Dociekliwy napisał(a):
Tego nie wolno, tego nie wolno, tamtego też nie wolno. Wszędzie zakazy, nakazy i ostrzeżenia.

W tym temacie można by było porozumiewać się za pomocą znaków drogowych.

Kodeks drogowy ma jasne przesłanie, aby uniknąć wypadków, aby szczęśliwie dojechać do celu.

Zakazy i nakazy w małżeństwie już nie chronią tego sakramentu. Nie gwarantują ani szczęścia, ani dobrnięcia (we dwoje) do celu. A i krytyka niedoskonałości tych wytycznych może spowodować kolizję :D

Autor:  sachol [ So wrz 21, 2019 7:51 am ]
Tytuł:  Re: Grzechy seksualne w małżeństwie - trudne pytania

Dzieci są głównym celem małżeństwa. A dzieci nie rodzą się z tkliwych uczuć lub z poezji miłosnej, lecz z fizycznego połączenia małżonków. Z tego wynika, że łączność cielesna, albo — innymi słowy — spełnienie powinności małżeńskiej jest zasadniczym obowiązkiem małżonków. Niektóre przeczulone dusze tym się gorszą, uważając, że jest to jakoby poniżeniem miłości ludzkiej. A także młodzież, która w brutalny sposób przez zepsutych kolegów zostaje pouczona o początkach życia, przeżywa takie niewczesne uświadomienie bardzo boleśnie, tracąc nieraz cześć i miłość do rodziców.

Wobec tego należy stwierdzić, że spełnienie powinności małżeńskiej jest czymś godziwym i dobrym, jest obowiązkiem, który wynika z natury ludzkiej i z woli Stwórcy. Jednakże ludzie powinni kochać się po ludzku, to znaczy: miłość małżeńska powinna obejmować całego człowieka z ciałem i duszą, powinna odpowiadać godności ludzkiej, być uszlachetniona uczuciem, opanowana duchem.

Istnieją jednak małżeństwa, gdzie poczęcie dziecka jest niemożliwe: dla wieku, dla wrodzonej niepłodności, dla przebytej operacji. Czy i w takich wypadkach można spełniać powinność małżeńską? Otóż trzeba pamiętać o tym, że dziecko jest wprawdzie celem głównym małżeństwa, ale nie jedynym. Mogą więc małżonkowie obcować ze sobą także dla innych celów: dla wyrażenia wzajemnej miłości i łączności, dla zaspokojenia pragnień, także zmysłowych.

Nie byłoby w tym względzie większych trudności, gdyby usposobienia małżonków, ich temperamenty były mniej więcej równe.
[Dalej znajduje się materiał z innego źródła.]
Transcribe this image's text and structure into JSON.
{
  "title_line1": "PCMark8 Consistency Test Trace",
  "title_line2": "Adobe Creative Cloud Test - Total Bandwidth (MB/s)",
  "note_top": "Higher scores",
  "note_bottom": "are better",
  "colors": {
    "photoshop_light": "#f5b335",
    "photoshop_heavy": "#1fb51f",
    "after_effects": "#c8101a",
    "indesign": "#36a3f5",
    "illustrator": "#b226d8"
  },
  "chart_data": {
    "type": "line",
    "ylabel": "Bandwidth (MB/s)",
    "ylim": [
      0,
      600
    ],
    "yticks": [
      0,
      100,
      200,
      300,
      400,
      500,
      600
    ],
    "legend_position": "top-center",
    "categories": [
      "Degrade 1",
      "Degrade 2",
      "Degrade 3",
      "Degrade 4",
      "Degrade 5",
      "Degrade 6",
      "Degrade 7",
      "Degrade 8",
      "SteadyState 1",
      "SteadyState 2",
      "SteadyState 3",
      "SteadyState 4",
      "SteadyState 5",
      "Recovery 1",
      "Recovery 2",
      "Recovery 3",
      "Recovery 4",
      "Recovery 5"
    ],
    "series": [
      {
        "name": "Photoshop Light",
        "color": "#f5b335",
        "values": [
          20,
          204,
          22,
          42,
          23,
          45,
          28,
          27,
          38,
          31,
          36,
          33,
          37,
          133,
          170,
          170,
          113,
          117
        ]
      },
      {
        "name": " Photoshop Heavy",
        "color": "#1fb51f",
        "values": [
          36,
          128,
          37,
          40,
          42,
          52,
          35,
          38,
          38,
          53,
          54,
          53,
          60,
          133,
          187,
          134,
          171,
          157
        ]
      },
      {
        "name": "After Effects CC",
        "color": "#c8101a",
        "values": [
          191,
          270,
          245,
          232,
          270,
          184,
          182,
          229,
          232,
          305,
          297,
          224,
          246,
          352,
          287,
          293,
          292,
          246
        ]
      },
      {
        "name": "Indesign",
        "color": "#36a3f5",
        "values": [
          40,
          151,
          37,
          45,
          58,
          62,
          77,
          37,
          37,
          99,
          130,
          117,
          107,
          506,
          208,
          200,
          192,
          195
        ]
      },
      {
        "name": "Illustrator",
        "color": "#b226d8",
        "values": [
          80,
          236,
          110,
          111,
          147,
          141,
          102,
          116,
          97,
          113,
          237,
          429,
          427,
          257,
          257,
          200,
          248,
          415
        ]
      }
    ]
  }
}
Niestety często pobudliwość u męża jest o wiele większa aniżeli u żony, a nieumiarkowane jego pragnienia i wymagania mogą stać się dla niej udręką. W takich wypadkach małżonkowie powinni zdobyć się na tyle dobrej woli i ofiarnej miłości, aby wedle możności dostosować się do siebie.

Mąż subtelny i prawdziwie kochający będzie liczył się z nastrojami a także słabościami żony, będzie oszczędzał ją w czasie przed porodem, po porodzie, w okresach słabości kobiecych lub depresji nerwowych; wyczuje, kiedy zbliżenie jego będzie żonie miłe, a kiedy nie. Niepodobna, aby prawdziwy mężczyzna nie zdobył się na tyle męskiej siły i tyle opanowania, by uzgodnić męskie swoje pożądania z delikatniejszą naturą kobiety.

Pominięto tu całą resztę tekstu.